The fact remains, however, is that even though kids with Down Syndrome tend to be more fragile and more susceptible to cancer, the same "fragile" cells tend to respond
much better to
much less chemo. The protocol that we chose had 99% survival rate. The numbers that our doctor gave us at the beginning of her treatment was that
AML leukemia in typical kids had a 30% survival rate at 5 years after treatment to 98% survival rate at 5 years if the child had Down Syndrome. In less than a year and a half, we went from "Oh, no. Our child has Down Syndrome, what will her future be like?" to "YES!!! Our child has Down Syndrome, she HAS a future!!"
Elise's treatment lasted from February 2004 to September of 2004. It was all in-patient.
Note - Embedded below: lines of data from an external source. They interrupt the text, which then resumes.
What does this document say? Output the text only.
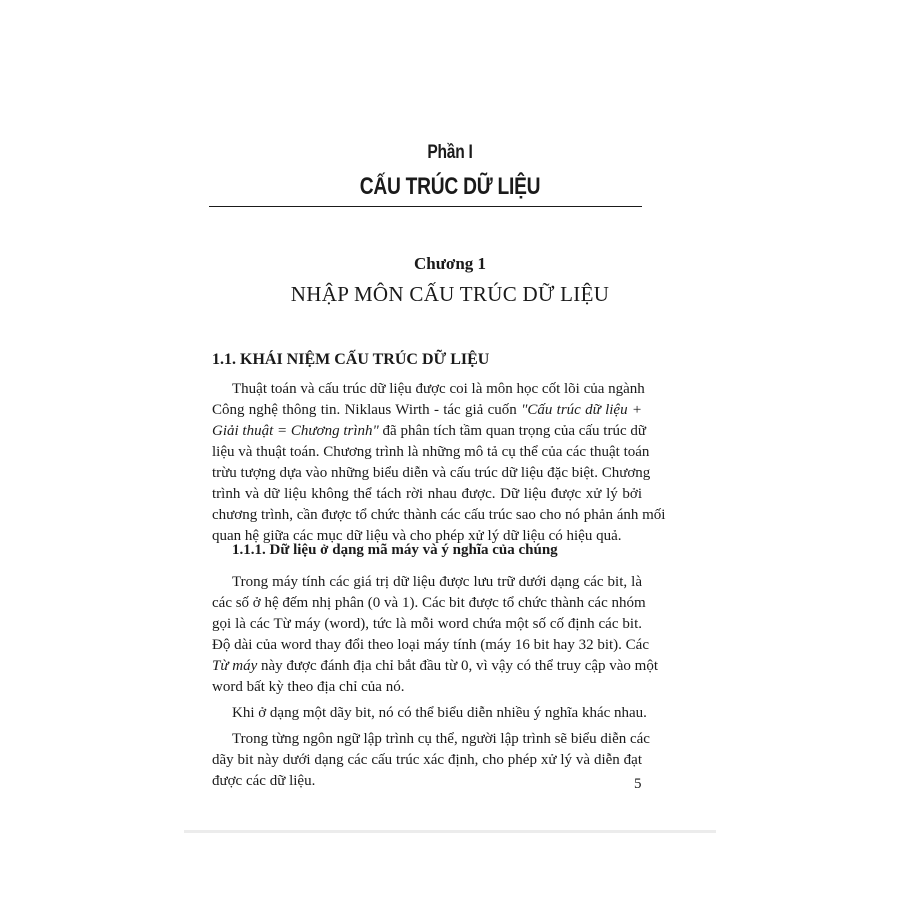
Phần I
CẤU TRÚC DỮ LIỆU
Chương 1
NHẬP MÔN CẤU TRÚC DỮ LIỆU
1.1. KHÁI NIỆM CẤU TRÚC DỮ LIỆU
Thuật toán và cấu trúc dữ liệu được coi là môn học cốt lõi của ngành
Công nghệ thông tin. Niklaus Wirth - tác giả cuốn "Cấu trúc dữ liệu +
Giải thuật = Chương trình" đã phân tích tầm quan trọng của cấu trúc dữ
liệu và thuật toán. Chương trình là những mô tả cụ thể của các thuật toán
trừu tượng dựa vào những biểu diễn và cấu trúc dữ liệu đặc biệt. Chương
trình và dữ liệu không thể tách rời nhau được. Dữ liệu được xử lý bởi
chương trình, cần được tổ chức thành các cấu trúc sao cho nó phản ánh mối
quan hệ giữa các mục dữ liệu và cho phép xử lý dữ liệu có hiệu quả.
1.1.1. Dữ liệu ở dạng mã máy và ý nghĩa của chúng
Trong máy tính các giá trị dữ liệu được lưu trữ dưới dạng các bit, là
các số ở hệ đếm nhị phân (0 và 1). Các bit được tổ chức thành các nhóm
gọi là các Từ máy (word), tức là mỗi word chứa một số cố định các bit.
Độ dài của word thay đổi theo loại máy tính (máy 16 bit hay 32 bit). Các
Từ máy này được đánh địa chỉ bắt đầu từ 0, vì vậy có thể truy cập vào một
word bất kỳ theo địa chỉ của nó.
Khi ở dạng một dãy bit, nó có thể biểu diễn nhiều ý nghĩa khác nhau.
Trong từng ngôn ngữ lập trình cụ thể, người lập trình sẽ biểu diễn các
dãy bit này dưới dạng các cấu trúc xác định, cho phép xử lý và diễn đạt
được các dữ liệu.	5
She would receive treatment for a few days, stay for a week while we waited for her blood counts (platelets, neutrophils, and whites) to come back, and then we would go home, in lock-down. And we would repeat. The final month of treatment, her counts were so suppressed, that she had to stay at the hospital for a full month. During this time, we farmed our beloved son out to our parents. He enjoyed going to "grandparent camp" but we missed him terribly. He would come home when Elise was stable enough, but that often resulted in the weekend before the next round of chemo. We talked to him every night, and staying with our parents gave him a measure of normalcy that we could never have given him during that time. I often reflect that I do not know what we would have done if our parents had not so graciously stepped up and gave him the gift of "normal". I know it would have been desperately hard on all of us.
My biggest worry for Elise is relapse. You are never free. The reason that figures big in my nightmares is that for all that kids with Down Syndrome respond well to lighter chemo, they have a hard time with relapse. As in, the numbers of relapse survivors bottom out...they were in the single percentage points the one time I was able to find them. The numbers are similar if they have to go to a Bone Marrow Transplant. Their bodies really struggle with the chemo required to get them to zero for the transplant prep. This is where research will be our biggest weaponry. Our kids are very susceptible to cancers, and in cases like Elise where the cancer sneaks in the back door, the probability of "Round One" working without fail is slim...we need to have access to the "Big Guns", too.
Post Remission, there are several dates that figure in pretty high for relapse. One year, two years, five years, and puberty. I am thrilled to mark those dates off. Elise has celebrated One, Two, and Five years out. We are on the cusp of puberty, and I hope to celebrate that too.
Every year, I celebrate her remission date. September 10. We have her favorite food and I get her a small present. We watch her favorite movie and we snuggle her with abandon. Some years we even have cake, the "mark" years. She doesn't have any idea why, her siblings have no idea why, but I cannot let the day pass without a party. It is the day that we were given her back...and the beginning of "mostly normal" in our lives. She finally had the strength to attempt walking; the energy to start talking, signing, and communicating; the vitality to touch more than just her family with the
Muchness that is HER.
If your child presents with any symptoms: petichae, lethargy, bruising, constant illness; do not hesitate to ask for a Complete Blood Count (or a CBC), it will take almost no time and the peace of mind is priceless. If the unthinkable happens, contact your local Down Syndrome Association or online/Facebook support groups and look for parent of kids who are survivors. If your child DID survive, make sure that that fact is out there!! The importance of support and information cannot be understated. And in our position, it may be the only useful information out there.
"The Club" of families who celebrate their children with Down Syndrome is large and loving. "The Club" of Survivors with Down Syndrome is smaller, but even
more important. Don't hesitate to reach out! And ask and hug and educate!!"